25/03/2016 – 07H00 Nantes (Breizh-info.com) – Auteur de nombreux ouvrages sur la Bretagne et l’Irlande, le professeur Jean Guiffan donnait le 17 mars à Nantes une conférence sur la vision des Nantais de la question irlandaise à travers la presse régionale durant un demi-siècle.
A cette époque les Nantais disposaient d’une importante presse quotidienne et hebdomadaire diffusée aussi en Bretagne et en Vendée. De L’espérance du peuple, quotidien royaliste fondé sous le Second empire, au Populaire, journal républicain de Gaston Veil à partir de 1874, en passant par Le Phare de la Loire plus modéré dirigé par la famille Schwob, Le Nouvelliste de l’Ouest journal catholique rallié à la république ou L’Union bretonne bonapartiste, les lecteurs avaient le choix…
Tous ces titres, monarchistes ou républicains, vont tenir leurs lecteurs informés de l’actualité irlandaise . L’expression « Home Rule » y apparait pour la 1ère fois en 1871. La presse rend compte de la famine et de l’agitation agraire contre les landlords anglais en 1879. Les journaux royalistes et catholiques soutiennent les Irlandais par hostilité aux Anglais. Ils rendent compte de l’obstruction systématique pratiquée aux Communes par Charles Parnell qui est alors le leader du mouvement nationaliste irlandais. Les journaux les plus conservateurs font toutefois apparaitre leur crainte d’une révolution sociale qui mettrait en cause le droit de propriété…
L’attentat de Phoenix Park commis à Dublin en mai 1882 par les sociétés secrètes est rapproché de ceux commis par les nihilistes en Russie.

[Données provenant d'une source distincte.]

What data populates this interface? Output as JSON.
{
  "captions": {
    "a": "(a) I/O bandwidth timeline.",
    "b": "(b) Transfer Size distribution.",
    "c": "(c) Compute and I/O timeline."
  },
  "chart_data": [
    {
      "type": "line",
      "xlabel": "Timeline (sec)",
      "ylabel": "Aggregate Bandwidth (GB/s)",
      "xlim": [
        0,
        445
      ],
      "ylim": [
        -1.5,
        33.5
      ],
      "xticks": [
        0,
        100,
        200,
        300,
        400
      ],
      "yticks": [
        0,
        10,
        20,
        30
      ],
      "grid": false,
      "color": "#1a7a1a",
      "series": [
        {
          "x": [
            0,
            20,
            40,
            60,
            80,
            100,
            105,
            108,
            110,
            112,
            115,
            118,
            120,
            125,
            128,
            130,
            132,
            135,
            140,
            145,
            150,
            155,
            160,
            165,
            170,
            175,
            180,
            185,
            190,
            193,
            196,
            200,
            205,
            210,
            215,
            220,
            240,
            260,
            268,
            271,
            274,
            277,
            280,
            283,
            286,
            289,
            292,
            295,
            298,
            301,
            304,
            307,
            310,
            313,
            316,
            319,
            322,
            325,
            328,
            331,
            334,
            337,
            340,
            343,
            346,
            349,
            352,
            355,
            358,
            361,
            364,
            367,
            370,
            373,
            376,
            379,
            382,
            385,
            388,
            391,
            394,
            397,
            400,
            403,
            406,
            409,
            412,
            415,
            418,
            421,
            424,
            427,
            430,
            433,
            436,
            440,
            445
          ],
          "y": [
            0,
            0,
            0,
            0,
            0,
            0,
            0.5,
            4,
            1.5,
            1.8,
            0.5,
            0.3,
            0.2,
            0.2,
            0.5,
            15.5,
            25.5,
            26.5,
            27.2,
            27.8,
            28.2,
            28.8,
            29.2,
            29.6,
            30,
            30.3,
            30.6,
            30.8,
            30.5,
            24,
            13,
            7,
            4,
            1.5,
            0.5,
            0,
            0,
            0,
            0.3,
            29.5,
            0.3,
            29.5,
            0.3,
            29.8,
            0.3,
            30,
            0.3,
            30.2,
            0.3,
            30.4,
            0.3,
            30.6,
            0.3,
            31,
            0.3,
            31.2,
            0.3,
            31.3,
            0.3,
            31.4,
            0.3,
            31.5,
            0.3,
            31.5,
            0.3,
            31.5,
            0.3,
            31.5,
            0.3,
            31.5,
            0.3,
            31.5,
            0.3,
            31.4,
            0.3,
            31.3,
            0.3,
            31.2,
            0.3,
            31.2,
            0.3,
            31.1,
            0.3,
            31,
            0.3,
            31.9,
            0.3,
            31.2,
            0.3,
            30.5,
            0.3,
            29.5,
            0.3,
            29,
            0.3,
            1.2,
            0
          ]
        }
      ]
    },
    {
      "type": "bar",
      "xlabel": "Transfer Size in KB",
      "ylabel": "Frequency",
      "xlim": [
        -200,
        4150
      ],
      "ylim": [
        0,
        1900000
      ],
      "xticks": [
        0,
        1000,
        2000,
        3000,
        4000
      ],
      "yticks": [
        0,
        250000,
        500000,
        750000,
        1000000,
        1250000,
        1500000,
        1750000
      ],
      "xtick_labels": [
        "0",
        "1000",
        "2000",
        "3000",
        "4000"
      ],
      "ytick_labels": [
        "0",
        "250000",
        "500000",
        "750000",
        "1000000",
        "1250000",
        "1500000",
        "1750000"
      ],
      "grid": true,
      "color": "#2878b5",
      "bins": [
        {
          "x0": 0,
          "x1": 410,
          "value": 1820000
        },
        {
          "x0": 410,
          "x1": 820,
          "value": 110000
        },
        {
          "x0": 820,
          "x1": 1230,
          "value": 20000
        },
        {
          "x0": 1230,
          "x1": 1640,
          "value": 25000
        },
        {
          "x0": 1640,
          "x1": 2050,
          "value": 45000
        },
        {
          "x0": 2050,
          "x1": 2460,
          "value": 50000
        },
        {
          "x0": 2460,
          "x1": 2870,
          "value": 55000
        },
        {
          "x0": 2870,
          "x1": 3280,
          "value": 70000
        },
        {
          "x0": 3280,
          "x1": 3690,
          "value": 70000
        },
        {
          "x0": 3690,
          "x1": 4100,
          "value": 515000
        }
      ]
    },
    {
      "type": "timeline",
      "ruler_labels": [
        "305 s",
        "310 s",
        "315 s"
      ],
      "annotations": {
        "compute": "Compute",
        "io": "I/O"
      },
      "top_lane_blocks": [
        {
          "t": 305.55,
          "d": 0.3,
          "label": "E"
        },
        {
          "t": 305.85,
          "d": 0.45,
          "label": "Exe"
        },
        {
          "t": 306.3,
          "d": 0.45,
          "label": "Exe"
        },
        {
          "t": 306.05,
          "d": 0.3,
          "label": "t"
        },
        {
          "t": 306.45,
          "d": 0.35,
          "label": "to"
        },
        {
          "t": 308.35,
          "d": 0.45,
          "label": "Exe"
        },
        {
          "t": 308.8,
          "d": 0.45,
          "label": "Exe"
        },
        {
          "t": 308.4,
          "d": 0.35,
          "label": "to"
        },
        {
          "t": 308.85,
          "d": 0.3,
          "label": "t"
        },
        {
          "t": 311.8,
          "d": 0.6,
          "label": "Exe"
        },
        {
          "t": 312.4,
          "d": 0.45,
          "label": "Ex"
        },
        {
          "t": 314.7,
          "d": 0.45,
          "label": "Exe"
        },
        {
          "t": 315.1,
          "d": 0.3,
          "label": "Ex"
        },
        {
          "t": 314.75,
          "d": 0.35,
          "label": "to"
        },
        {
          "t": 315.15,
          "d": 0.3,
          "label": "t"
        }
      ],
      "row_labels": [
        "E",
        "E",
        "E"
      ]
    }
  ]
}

Le mouvement boulangiste en France vers 1889 – 1891 est très jacobin et la presse nationaliste qui le soutient s’inquiète de l’agitation irlandaise « qui pourrait donner les mêmes idées au Breton », rappelle Jean Guiffan.
En 1902, les tensions entre la France et la grande Bretagne avec l’affaire de Fachoda puis le soutien aux républiques boers d’Orange et du Transvaal amènent la presse nantaise à intensifier son soutien à la cause irlandaise. Un quotidien ira jusqu’à titrer : « L’Irlande aux Irlandais ! ».
La création du Sinn Fein est annoncée dans la presse nantaise, tandis que les hebdomadaires socialistes se font l’écho des actions du syndicaliste révolutionnaire James Connolly.
En 1912 le Home Rule est voté, donnant une relative autonomie à l’Irlande mais le déclenchement de la 1ère Guerre mondiale en 1914 l’empêchera d’être mis en œuvre.
L’insurrection de Pâques 1916 à Dublin et la proclamation de la république irlandaise sous la direction de l’Irish Republican Brotherhood, du Sinn Fein et de l’Irish Citizen Army sont unanimement condamnées par la presse nantaise. Celle-ci reprenant les dépêches anglaises y voit « la main des bandits allemands ». Dans Le Populaire ou dans Le Phare on parle du « complot boche » ou « de l’entreprise boche ».On y décrit un mouvement révolutionnaire manipulé par des sociétés secrètes pro allemandes. Devant la terrible répression britannique, l’exécution de Patrick Pearse et de James Connolly, la presse nantaise va changer de ton.
La victoire Sinn Fein qui remporte triomphalement les élections de décembre 1918 est saluée par la presse nantaise. Le pouvoir britannique va dissoudre le parlement et un nouveau soulèvement irlandais éclate, il va durer 3 ans. Le Populaire titre alors sur toute sa une : « Pour l’Irlande ». Les journaux de droite sont aussi clairement pro irlandais.
Lorsqu’en décembre 1921 les négociations entre le gouvernement britannique et les dirigeants nationalistes aboutissent au traité de Londres faisant de l’Irlande un « dominion », Le Populaire n’hésite pas à mettre en manchette : « l’Irlande proclame son indépendance ».
Ainsi pendant un demi-siècle la presse nantaise et bretonne aura constamment informé ses lecteurs sur les évènements d’Irlande. Ce soutien aux nationalistes irlandais s’est fait avec nuances selon l’orientation politique des titres, à l’exception de la courte période de l’insurrection de Pâques 1916.
Dans la conclusion de son exposé, Jean Guiffan, souligne le rôle de la foi catholique dans le combat des irlandais pour leur indépendance et parle « d’une confusion entre le sentiment patriotique et le sentiment religieux » reconnaissant qu’aujourd’hui l’Eglise catholique a perdu une grande partie de son influence sur la société irlandaise.
A signaler dans le dernier N° de la revue Ar Men (mars avril) l’article de Jean Guiffan : « les bretons et l’insurrection irlandaise de 1916 ».